CVE-2025-21289: 
vulnerability analysis and mitigation

Microsoft Message Queuing (MSMQ) Denial of Service Vulnerability, identified as CVE-2025-21289, was discovered and disclosed on January 14, 2025. This vulnerability affects various versions of Microsoft Windows operating systems including Windows 10, Windows 11, and Windows Server editions (NVD, CVE).

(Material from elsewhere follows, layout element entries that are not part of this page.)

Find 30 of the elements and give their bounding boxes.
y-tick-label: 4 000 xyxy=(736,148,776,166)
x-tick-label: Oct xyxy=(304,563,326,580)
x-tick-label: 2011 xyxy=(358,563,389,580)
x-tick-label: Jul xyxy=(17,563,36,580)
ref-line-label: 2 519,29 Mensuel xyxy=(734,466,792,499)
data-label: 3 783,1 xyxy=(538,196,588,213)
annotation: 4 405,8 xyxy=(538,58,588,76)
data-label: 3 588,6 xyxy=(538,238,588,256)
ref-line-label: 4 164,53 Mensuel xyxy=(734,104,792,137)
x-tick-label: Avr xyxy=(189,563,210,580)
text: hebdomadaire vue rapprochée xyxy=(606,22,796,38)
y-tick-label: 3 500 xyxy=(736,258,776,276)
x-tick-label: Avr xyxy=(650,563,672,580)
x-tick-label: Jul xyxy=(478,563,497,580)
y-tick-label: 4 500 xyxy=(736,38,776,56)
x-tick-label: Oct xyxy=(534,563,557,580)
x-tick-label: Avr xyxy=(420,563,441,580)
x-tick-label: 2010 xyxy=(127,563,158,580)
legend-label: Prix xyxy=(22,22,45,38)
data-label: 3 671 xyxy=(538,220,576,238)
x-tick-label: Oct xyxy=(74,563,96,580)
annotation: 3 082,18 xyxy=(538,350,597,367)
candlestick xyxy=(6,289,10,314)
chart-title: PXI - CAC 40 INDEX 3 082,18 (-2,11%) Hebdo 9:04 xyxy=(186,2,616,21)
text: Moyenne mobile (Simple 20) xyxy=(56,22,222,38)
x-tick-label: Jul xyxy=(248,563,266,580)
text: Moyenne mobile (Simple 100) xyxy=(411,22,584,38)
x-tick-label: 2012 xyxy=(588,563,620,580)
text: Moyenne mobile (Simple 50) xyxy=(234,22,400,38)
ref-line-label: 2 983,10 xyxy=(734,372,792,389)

The vulnerability has been assigned a CVSS v3.1 base score of 7.5 (HIGH) with the vector string CVSS:3.1/AV:N/AC:L/PR:N/UI:N/S:U/C:N/I:N/A:H. It is classified under CWE-400 (Uncontrolled Resource Consumption) according to Microsoft's assessment (NVD).

This vulnerability specifically impacts the availability of the system, as indicated by the CVSS metrics showing high impact on availability (A:H) while having no impact on confidentiality (C:N) or integrity (I:N). The vulnerability can lead to a denial of service condition in affected systems (NVD).

Microsoft has released security updates to address this vulnerability. Multiple KB patches have been issued for different versions of Windows, including KB5050013 for Windows 10 1507, KB5049993 for Windows 10 1607, KB5050008 for Windows 10 1809, and various other patches for different Windows versions and editions (Rapid7).